Lori Courtney quoted in FX Week on Senior FX Departures

Senior FX departures highlight changing market structure

Author: Robert Mackenzie Smith

Source: FX Week | 02 May 2014

Issues ranging from low volatility, benchmark investigations to regulatory change have led to senior participants leaving the market either temporarily or permanently

The recent global departures at the very top of the foreign exchange industry represent a growing trend that is likely to continue this year, as low volatility, decreased client activity and increased compliance duties have irreversibly changed the roles of senior positions at banks, say market participants.

Since the turn of the year, FX Week has reported on 11 departures unconnected with the current FX benchmark investigations, nine of which have been global desk heads at different banks with decades of experience, including Deutsche Bank, Citi and Goldman Sachs (see list below).

One market participant connected with several major banks in London feels the evolution of responsibilities in the years since the financial crisis has made the top jobs at banks less and less desirable.

“Pre-2008, if we had seen this many senior people leave the market, then it would have been a disaster. But with the way the markets are now, it has less of an impact. The role of a global head in FX has now completely changed from what it was a while ago. Whereas before, the head of a business might have been much closer to the coal face of what was going on, nowadays a minimum of two hours a day is just spent on supervisory requirements. This is not what people aspire to,” he says.
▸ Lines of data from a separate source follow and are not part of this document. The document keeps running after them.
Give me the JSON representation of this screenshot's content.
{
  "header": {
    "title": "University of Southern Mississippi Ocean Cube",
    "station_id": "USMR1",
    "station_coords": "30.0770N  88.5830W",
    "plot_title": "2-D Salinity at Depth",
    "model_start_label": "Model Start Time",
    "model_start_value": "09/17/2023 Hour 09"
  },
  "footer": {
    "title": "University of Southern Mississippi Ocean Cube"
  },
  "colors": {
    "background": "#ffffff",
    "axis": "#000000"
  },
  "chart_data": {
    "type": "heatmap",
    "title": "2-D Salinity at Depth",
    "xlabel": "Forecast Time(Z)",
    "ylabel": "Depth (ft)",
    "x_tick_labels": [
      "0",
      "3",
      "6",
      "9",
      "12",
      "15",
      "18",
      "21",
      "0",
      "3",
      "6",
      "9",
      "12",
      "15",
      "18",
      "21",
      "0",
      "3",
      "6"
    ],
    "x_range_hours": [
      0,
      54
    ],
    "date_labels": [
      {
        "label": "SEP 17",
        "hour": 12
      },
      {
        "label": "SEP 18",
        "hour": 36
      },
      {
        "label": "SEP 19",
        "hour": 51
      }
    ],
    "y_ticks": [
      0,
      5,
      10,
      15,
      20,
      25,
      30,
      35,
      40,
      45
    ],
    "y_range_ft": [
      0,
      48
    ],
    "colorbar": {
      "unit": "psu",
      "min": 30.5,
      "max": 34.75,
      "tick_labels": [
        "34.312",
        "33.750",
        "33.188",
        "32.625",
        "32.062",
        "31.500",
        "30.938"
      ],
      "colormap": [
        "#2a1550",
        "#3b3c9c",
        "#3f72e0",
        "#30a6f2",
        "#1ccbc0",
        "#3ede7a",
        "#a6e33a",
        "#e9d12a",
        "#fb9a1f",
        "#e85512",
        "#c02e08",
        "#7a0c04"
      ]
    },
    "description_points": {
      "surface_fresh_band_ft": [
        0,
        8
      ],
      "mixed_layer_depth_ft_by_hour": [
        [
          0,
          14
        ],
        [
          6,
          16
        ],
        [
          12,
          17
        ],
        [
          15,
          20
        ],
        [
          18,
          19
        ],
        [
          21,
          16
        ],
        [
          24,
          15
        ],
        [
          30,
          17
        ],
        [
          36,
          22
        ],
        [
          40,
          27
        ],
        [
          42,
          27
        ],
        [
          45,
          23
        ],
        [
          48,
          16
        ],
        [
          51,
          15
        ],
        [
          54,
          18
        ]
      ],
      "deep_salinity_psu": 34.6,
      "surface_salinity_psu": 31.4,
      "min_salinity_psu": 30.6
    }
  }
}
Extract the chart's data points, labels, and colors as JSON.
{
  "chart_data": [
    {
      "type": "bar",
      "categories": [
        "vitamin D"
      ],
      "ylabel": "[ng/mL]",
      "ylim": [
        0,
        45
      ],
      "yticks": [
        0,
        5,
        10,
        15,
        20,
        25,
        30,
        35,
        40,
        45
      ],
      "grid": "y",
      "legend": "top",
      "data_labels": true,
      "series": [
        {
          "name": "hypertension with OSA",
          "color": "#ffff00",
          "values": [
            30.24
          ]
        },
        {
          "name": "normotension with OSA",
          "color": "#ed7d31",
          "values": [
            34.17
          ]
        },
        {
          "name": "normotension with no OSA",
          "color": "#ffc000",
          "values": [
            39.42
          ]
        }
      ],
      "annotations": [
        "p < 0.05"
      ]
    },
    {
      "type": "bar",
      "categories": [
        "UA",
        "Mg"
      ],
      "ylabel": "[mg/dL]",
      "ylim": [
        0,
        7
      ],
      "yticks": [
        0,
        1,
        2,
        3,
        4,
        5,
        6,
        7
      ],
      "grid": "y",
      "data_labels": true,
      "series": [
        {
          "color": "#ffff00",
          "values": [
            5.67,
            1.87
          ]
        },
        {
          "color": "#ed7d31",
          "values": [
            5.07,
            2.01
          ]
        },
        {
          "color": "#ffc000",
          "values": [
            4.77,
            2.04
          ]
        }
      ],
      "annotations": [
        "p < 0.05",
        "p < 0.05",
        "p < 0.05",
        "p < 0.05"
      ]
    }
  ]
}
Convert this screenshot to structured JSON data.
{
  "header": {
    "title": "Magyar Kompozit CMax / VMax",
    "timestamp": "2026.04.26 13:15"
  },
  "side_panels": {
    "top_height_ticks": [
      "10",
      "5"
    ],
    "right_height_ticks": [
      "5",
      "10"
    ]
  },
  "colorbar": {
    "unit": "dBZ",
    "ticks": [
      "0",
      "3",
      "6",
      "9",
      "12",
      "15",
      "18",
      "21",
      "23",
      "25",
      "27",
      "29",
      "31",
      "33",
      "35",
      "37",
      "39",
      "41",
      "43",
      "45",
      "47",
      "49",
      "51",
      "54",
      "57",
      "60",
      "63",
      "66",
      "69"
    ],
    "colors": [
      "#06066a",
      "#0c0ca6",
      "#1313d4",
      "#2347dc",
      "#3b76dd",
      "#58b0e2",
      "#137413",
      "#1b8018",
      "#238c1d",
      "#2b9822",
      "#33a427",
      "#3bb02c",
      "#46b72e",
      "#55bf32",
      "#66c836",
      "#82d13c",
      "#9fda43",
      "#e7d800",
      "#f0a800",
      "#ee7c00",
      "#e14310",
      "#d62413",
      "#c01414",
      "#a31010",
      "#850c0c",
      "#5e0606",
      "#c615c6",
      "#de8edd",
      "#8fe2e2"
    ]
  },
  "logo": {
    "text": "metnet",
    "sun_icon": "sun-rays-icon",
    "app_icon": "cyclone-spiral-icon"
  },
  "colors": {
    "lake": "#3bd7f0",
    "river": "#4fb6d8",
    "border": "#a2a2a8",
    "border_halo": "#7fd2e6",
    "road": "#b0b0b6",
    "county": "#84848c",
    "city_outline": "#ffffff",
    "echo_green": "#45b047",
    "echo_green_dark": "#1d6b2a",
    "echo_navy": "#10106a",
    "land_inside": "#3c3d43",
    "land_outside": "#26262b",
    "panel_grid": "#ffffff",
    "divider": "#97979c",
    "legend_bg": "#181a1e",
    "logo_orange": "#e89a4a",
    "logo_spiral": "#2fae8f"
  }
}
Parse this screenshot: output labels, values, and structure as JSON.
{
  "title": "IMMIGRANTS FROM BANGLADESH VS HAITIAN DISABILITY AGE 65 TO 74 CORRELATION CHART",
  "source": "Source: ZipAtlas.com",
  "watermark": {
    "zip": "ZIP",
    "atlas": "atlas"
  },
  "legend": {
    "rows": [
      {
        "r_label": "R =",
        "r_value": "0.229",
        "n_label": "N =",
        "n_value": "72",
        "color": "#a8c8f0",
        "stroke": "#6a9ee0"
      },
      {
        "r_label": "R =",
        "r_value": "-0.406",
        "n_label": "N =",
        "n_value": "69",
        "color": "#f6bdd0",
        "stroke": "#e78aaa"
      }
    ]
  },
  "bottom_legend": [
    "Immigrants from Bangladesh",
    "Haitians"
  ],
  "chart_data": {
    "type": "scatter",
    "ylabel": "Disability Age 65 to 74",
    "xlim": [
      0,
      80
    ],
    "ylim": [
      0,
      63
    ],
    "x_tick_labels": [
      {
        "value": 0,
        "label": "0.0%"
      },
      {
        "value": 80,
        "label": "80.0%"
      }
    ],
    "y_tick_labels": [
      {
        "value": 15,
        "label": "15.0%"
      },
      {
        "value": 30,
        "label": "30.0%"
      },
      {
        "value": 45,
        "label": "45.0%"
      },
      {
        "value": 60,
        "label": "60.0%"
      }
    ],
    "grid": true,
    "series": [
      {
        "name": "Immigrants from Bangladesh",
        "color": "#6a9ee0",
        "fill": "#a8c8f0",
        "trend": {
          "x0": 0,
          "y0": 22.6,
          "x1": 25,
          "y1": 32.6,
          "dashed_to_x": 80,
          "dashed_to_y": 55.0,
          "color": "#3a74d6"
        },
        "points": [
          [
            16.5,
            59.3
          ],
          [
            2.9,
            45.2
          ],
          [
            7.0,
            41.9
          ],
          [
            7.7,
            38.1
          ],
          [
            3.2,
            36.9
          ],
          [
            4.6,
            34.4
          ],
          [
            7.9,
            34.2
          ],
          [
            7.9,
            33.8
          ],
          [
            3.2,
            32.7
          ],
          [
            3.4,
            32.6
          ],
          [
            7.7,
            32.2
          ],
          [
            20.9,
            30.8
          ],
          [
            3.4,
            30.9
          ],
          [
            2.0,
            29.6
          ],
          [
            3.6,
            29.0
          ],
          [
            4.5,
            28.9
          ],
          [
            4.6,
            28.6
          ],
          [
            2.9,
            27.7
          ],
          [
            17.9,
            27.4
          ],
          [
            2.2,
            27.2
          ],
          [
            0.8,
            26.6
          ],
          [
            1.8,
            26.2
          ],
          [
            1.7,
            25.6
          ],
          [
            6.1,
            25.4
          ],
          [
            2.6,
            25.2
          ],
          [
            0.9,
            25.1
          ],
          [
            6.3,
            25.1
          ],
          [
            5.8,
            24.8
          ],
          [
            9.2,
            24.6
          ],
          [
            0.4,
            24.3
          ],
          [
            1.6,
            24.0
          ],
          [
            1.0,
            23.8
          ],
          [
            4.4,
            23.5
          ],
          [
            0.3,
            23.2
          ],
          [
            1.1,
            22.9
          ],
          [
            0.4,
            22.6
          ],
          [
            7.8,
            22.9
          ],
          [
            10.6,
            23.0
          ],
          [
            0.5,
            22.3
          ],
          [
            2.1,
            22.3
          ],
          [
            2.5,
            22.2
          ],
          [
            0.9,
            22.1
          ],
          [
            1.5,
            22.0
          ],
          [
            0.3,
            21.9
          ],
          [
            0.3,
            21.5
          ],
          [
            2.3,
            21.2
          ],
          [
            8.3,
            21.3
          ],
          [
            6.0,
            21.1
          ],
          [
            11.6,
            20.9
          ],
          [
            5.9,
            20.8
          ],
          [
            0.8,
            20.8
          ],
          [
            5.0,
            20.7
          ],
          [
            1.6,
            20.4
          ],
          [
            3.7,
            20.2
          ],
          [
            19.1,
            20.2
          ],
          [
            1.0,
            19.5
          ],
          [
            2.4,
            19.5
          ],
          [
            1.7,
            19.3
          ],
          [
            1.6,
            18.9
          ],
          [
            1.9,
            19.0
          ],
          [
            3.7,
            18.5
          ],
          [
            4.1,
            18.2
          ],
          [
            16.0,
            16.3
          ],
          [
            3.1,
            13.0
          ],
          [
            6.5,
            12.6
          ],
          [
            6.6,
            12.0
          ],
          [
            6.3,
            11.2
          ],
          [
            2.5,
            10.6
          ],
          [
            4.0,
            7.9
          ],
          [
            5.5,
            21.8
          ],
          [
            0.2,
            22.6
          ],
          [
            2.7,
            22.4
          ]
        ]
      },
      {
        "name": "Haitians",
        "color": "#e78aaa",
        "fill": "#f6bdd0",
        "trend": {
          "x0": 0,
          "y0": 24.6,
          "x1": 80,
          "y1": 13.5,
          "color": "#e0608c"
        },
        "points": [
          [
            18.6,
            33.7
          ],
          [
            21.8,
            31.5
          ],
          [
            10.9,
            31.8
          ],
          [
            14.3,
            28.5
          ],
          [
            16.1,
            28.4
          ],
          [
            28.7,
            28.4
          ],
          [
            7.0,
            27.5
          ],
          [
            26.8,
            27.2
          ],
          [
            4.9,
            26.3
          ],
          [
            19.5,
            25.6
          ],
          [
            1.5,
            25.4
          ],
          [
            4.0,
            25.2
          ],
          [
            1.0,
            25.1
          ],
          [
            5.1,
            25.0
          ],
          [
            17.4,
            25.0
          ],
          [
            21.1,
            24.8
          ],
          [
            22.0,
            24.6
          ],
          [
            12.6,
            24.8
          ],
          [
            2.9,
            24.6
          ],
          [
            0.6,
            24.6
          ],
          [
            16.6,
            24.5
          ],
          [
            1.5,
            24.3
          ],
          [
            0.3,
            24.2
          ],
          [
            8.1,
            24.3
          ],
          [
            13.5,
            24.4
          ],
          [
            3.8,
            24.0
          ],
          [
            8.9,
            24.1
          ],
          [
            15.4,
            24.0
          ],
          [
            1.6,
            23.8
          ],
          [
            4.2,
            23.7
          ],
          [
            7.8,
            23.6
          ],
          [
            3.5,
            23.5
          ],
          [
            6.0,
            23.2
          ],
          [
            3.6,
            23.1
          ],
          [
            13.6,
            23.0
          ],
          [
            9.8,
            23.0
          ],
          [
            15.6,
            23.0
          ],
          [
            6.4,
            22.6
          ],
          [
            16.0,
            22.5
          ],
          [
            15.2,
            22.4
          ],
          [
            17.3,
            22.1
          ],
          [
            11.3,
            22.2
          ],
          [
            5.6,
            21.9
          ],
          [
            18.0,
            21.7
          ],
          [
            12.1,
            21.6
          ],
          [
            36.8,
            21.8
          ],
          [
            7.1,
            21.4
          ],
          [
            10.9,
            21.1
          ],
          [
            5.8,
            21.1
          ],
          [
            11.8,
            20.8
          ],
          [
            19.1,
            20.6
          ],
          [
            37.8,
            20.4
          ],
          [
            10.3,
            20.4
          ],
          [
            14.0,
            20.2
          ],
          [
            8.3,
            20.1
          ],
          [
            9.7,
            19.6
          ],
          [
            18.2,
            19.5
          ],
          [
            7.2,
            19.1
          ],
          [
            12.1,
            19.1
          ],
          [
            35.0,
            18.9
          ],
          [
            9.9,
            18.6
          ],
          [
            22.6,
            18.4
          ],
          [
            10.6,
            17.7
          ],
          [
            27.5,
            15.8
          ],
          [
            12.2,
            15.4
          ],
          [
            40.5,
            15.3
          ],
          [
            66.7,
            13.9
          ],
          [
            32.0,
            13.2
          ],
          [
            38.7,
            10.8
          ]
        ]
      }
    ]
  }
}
Following the financial crisis, there have been spells of increased volatility and market volume, but since the summer of last year volumes have dropped off significantly, with many traders likening normally high-volume periods to holiday trading days. In its recent first quarter report, Deutsche Bank noted that FX revenues “were significantly lower than the prior year quarter due to lower client activity reflecting lower volatility and [a] challenging trading environment.”

Lori Courtney, president at recruitment firm Artemis Consulting in New York, says that as a result of lower revenues in FX, banks are continuing to assess the value of their senior staff.

“Banks are looking at their businesses and wondering whether they need all these senior managers and how they can adapt. If this year continues to go the way it is, then how are they going to pay everybody? Even if volatility comes back, many of the changes in the market will be permanent,” she says.

Courtney adds that a mix of low volumes, low volatility, the benchmark investigation, regulatory changes and economic conditions have also led to a “perfect storm, which has removed the real-money-generating activity out of the market”. Her pessimism is shared by other participants, who believe there needs to be a changing of the guard at the top before the industry can begin to recover.

“FX is broken and no-one knows how to fix it – volatility is low, liquidity is nil, budgets will not be met and senior people are getting laid off. FX will be like equities but maybe salaries will be lower, and morale will not be repaired until all the old people are gone and replaced by totally new people. FX is in trouble,” says one.